Bachmann is the author of several books which have become reference works in their field. He has made a name for himself as a musicologist and publisher with his publications on outstanding artistic personalities and related themes.
In 2006 Pope Benedict XVI. awarded Robert Christian Bachmann the distinction of knighthood by according the Papal honour of “Knight Commander of the Equestrian Order of St. Gregory the Great”. The Holy Father was pleased to confer this honour upon Bachmann “for his work of infusing Christian understandings and values in the field of culture” and his contribution “to the advancement of harmony among nations and peoples” and for being effective “in the furtherance of intercultural understandings”.

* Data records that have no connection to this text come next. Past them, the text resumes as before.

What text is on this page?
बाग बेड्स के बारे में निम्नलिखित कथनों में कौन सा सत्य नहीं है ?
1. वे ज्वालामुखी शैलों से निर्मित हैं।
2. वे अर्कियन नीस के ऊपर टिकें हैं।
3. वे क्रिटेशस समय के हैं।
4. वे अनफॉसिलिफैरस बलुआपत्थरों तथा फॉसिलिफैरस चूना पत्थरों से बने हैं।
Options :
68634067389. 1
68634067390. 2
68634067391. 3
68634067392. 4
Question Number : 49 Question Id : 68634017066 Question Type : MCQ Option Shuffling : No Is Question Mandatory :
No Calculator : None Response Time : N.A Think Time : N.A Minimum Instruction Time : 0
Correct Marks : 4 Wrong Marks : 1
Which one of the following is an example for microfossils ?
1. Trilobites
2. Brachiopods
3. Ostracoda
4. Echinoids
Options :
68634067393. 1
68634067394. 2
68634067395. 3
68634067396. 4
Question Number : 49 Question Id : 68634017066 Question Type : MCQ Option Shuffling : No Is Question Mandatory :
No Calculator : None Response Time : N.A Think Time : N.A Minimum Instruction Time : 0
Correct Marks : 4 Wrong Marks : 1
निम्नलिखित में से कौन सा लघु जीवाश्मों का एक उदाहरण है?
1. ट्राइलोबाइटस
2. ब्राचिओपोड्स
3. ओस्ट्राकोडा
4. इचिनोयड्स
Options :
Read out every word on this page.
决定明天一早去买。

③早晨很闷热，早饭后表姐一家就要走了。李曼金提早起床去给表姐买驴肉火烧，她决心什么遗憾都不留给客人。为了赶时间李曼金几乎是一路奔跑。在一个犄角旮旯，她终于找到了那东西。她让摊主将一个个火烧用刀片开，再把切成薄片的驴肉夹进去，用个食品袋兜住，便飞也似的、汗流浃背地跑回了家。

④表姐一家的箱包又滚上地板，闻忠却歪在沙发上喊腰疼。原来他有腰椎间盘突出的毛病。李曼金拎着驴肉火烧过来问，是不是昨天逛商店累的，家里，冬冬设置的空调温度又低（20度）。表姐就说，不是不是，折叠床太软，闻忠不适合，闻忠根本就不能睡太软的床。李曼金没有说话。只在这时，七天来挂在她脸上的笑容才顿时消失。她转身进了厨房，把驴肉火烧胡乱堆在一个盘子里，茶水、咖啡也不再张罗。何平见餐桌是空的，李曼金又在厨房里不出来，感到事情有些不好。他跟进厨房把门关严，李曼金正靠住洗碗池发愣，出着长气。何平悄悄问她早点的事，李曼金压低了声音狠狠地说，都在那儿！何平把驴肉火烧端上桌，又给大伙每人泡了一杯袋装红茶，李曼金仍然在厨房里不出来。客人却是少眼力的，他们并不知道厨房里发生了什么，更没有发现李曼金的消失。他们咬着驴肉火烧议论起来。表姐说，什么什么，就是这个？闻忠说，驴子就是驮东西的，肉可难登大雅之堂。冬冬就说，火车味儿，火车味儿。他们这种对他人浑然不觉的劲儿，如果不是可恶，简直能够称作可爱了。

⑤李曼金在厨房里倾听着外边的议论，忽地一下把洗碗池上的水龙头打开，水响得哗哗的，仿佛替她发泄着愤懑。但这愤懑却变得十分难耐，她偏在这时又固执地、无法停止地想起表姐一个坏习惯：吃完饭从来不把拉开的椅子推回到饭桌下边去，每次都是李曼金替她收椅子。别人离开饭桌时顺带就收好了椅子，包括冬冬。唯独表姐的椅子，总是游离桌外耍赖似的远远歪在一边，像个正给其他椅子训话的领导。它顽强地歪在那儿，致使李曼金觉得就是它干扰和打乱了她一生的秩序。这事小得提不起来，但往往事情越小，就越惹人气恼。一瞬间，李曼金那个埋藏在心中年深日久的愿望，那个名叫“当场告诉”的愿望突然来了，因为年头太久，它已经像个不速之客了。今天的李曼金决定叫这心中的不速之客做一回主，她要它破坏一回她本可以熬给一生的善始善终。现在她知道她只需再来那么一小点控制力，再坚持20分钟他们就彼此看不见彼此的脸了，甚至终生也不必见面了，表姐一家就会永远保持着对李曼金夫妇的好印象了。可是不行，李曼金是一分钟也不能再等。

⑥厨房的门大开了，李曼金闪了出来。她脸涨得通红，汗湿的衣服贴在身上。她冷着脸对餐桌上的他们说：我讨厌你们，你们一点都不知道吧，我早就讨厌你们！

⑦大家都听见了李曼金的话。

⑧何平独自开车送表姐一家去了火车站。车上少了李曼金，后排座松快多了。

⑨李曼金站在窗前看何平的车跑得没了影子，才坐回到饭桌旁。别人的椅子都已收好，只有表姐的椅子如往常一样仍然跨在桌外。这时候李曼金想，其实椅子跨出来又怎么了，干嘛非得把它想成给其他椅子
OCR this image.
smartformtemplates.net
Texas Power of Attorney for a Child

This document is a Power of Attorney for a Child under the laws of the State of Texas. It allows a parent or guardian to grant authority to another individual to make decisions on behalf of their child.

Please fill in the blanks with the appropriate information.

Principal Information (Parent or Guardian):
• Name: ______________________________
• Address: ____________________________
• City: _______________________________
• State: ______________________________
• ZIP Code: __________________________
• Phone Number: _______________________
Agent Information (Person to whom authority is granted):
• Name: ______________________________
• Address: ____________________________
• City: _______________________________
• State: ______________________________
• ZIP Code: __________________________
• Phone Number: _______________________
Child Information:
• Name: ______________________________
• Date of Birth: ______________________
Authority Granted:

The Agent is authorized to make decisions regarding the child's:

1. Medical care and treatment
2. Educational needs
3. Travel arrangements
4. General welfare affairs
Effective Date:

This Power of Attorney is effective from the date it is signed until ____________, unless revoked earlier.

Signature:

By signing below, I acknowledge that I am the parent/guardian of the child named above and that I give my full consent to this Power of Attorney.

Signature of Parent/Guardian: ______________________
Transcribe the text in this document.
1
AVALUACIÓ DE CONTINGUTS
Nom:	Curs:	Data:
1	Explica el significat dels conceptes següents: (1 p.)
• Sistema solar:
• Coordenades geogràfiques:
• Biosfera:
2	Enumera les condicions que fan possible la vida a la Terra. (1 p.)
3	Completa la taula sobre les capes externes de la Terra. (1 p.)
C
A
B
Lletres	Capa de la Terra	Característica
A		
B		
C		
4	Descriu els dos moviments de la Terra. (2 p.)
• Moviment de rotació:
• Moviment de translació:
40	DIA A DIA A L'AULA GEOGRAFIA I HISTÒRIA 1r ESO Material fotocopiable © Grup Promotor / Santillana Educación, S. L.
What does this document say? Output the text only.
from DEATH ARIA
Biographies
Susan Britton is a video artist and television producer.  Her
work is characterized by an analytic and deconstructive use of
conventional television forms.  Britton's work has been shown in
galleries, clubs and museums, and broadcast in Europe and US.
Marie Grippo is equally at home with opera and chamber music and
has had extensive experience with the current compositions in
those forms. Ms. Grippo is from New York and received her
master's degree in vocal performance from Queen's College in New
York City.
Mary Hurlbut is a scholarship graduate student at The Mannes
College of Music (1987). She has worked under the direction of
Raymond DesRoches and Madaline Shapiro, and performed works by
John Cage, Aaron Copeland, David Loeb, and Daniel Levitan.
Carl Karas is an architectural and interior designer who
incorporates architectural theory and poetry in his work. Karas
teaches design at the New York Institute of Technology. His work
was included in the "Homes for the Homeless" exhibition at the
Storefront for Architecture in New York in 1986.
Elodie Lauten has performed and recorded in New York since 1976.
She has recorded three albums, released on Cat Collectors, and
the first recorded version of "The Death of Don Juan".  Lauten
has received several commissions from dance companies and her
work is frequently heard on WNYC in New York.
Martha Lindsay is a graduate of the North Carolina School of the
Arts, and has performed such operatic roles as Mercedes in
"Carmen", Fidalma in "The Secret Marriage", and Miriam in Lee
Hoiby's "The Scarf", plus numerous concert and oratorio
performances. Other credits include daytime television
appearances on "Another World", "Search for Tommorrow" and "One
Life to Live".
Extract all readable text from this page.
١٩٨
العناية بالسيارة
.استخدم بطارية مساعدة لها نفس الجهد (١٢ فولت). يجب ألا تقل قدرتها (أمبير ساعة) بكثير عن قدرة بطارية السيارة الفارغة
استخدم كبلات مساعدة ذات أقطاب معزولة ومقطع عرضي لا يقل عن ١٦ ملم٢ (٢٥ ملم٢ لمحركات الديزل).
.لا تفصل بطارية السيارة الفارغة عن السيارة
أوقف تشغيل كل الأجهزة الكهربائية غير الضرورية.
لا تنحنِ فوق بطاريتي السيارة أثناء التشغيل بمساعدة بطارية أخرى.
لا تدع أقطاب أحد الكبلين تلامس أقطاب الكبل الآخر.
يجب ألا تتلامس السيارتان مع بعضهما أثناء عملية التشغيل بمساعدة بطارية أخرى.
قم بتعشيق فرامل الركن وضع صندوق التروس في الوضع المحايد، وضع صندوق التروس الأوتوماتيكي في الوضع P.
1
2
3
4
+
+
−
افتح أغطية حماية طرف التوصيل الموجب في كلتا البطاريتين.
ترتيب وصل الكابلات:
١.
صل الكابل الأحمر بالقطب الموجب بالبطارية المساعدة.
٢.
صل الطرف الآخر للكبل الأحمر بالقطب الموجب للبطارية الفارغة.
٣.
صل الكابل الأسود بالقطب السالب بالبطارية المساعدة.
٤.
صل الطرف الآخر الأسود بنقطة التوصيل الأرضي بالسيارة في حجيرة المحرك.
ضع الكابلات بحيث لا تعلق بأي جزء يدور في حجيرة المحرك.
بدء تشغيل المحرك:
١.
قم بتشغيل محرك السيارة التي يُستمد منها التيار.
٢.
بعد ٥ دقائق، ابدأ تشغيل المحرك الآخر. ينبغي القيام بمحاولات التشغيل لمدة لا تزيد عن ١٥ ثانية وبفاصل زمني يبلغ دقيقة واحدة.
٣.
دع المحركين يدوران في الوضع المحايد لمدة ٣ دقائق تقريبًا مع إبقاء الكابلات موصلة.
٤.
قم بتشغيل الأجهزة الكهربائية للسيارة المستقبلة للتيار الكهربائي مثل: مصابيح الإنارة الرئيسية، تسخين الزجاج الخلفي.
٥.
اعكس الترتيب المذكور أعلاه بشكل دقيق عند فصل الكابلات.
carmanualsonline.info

In 2011 Robert Christian Bachmann has been honoured with the prestigious Hungarian PRO CULTURA HUNGARICA award in recognition of his merits in “promoting the values of Hungarian culture abroad as well as enriching the cultural relations between the Hungarian nation and other countries.”
The President of Hungary, Dr. János Áder, awarded Robert Christian Bachmann the Order of Merit of Hungary, Officer’s Cross, in 2012 “for his invaluable merits” in furthering cultural relationships between the Hungarian and other nations and for supporting Hungarian culture.